Hiding behind children
This rightist government, and especially Shas, treats immigrants who came here ‘legally’ with rank hypocrisy: It is issuing more entry permits than ever and at the same time is hunting down tens of thousands of exploited workers who have gone underground.
By Avirama Golan Tags: Israel newsThis government has an impressive style. It never initiates anything, and when problems show up on its doorstep, it handles them so clumsily that it generates new and even more complicated problems. Perhaps it's because there is not, and never has been, a policy here; just the extinguishing of historical fires in a way that causes new ones to ignite.
Granted, this government inherited most of the fires from its predecessor. But it has managed to turn them into raging conflagrations. Take, for instance, the issue of the foreign workers' children. This, too, was inherited from previous governments. But the feckless way it has been handled, laden with hypocrisy and bad intentions, is characteristic only of this government.
Nevertheless, it is necessary to tell the unpleasant truth: The public relations campaign centered around these children is problematic, and the focus on the children (who, of course, are innocent and heart-rending ) diverts the debate from the main issue.
Granted, in a society that sanctifies the family and worships children (to the point of harassing battalion commanders about "our children" the soldiers, lest they be overworked in training and obsessing over murders of children ), there is nothing easier than waging a battle centered on children. But this choice has falsely divided people into two fictitious camps - the compassionate believers in human rights, who open their hearts to all the nations of the world and weep over every child with pigtails, and the brutal, racist deporters of children.
This is not a serious discussion - and for those who define themselves as leftists, or at least as liberals, it is also not an honest one. The fact that neither this government nor any of its predecessors ever had an immigration policy does not justify abandoning the debate over migrant workers, and thus, effectively, debate of the whole issue of work and citizenship in Israel.
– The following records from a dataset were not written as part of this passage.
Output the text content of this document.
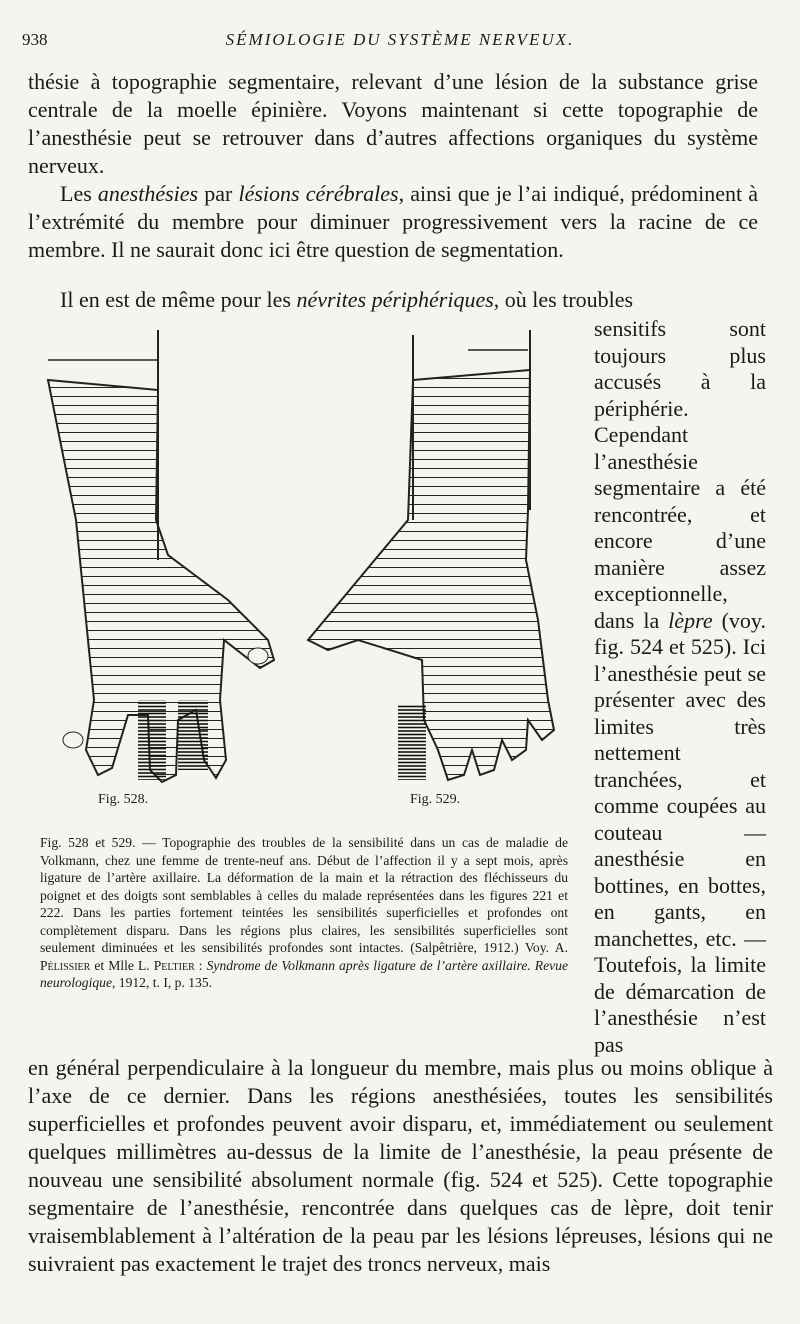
938	SÉMIOLOGIE DU SYSTÈME NERVEUX.

thésie à topographie segmentaire, relevant d’une lésion de la substance grise centrale de la moelle épinière. Voyons maintenant si cette topographie de l’anesthésie peut se retrouver dans d’autres affections organiques du système nerveux.

Les anesthésies par lésions cérébrales, ainsi que je l’ai indiqué, prédominent à l’extrémité du membre pour diminuer progressivement vers la racine de ce membre. Il ne saurait donc ici être question de segmentation.

Il en est de même pour les névrites périphériques, où les troubles

Fig. 528.	Fig. 529.

sensitifs sont toujours plus accusés à la périphérie. Cependant l’anesthésie segmentaire a été rencontrée, et encore d’une manière assez exceptionnelle, dans la lèpre (voy. fig. 524 et 525). Ici l’anesthésie peut se présenter avec des limites très nettement tranchées, et comme coupées au couteau — anesthésie en bottines, en bottes, en gants, en manchettes, etc. — Toutefois, la limite de démarcation de l’anesthésie n’est pas

Fig. 528 et 529. — Topographie des troubles de la sensibilité dans un cas de maladie de Volkmann, chez une femme de trente-neuf ans. Début de l’affection il y a sept mois, après ligature de l’artère axillaire. La déformation de la main et la rétraction des fléchisseurs du poignet et des doigts sont semblables à celles du malade représentées dans les figures 221 et 222. Dans les parties fortement teintées les sensibilités superficielles et profondes ont complètement disparu. Dans les régions plus claires, les sensibilités superficielles sont seulement diminuées et les sensibilités profondes sont intactes. (Salpêtrière, 1912.) Voy. A. Pélissier et Mlle L. Peltier : Syndrome de Volkmann après ligature de l’artère axillaire. Revue neurologique, 1912, t. I, p. 135.

en général perpendiculaire à la longueur du membre, mais plus ou moins oblique à l’axe de ce dernier. Dans les régions anesthésiées, toutes les sensibilités superficielles et profondes peuvent avoir disparu, et, immédiatement ou seulement quelques millimètres au-dessus de la limite de l’anesthésie, la peau présente de nouveau une sensibilité absolument normale (fig. 524 et 525). Cette topographie segmentaire de l’anesthésie, rencontrée dans quelques cas de lèpre, doit tenir vraisemblablement à l’altération de la peau par les lésions lépreuses, lésions qui ne suivraient pas exactement le trajet des troncs nerveux, mais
The pigtailed little girl is only one link in a chain. And anyone who ignores this is deceiving both himself and others.
Israel's "foreign workers" can be divided, as is well-known, into three groups: the "legal" ones, for whose importation the government issues permits so that they can work in agriculture, home nursing care and construction; the "illegals," some of whom initially came here "legally" while others infiltrated across the border (and this group further subdivides into those seeking to work here short-term and those who want to put down roots here ); and the refugees. This rightist government, and especially Shas, treats the first category with rank hypocrisy. It is issuing more entry permits than ever, and at the same time is hunting down tens of thousands of exploited workers who have gone underground.
Interior Minister Eli Yishai (Shas ) is particularly brutal toward those with families or who had children while they were here, on the ethnocentric grounds that they endanger Israel's Jewish identity. But Yishai also understands that the weakest class of Israeli workers is genuinely threatened by the migrants, whose offer of cheap labor with no strings attached comes at their expense. This threat, however, does not seem to touch the left's heart at all. It is quick to denounce the "racist" poor.
The left errs by ignoring that while the free-market economy has enabled all of us to buy cheap Chinese goods, it has also destroyed organized labor and eliminated job security. It used to be workers from the territories who did the low pay jobs, arriving every day at dawn and departing at dusk. But after the intifada began, successive governments found a way to punish the Palestinians while still enabling the Israeli public to enjoy the good life - and the left offered no objection.
The rich benefited. But the losers were not only the poor, but also Israeli society as a whole. It became less moral, more economically polarized and more hard-hearted toward the weakest workers. Israel's naturalization laws, in contrast to those of other Western countries, are problematic and must be revised in a liberal, universalist spirit. But the country's high natural population growth and population density obviate the need for immigration.
And yet, people continue to come - non-Jews who immigrate under the Law of Return, migrant laborers and refugees - and most of them integrate here successfully. This process, however, will become moral and rational only when the legal importation of cheap foreign labor is halted, the minimum wage is raised, benefits are guaranteed for all workers, Israeli Arabs and Palestinians are integrated into the workforce, and the despicable scare mongering about undermining Israel's Jewish majority stops. All of these are things a responsible left should be demanding instead of hiding behind the tiny backs of children.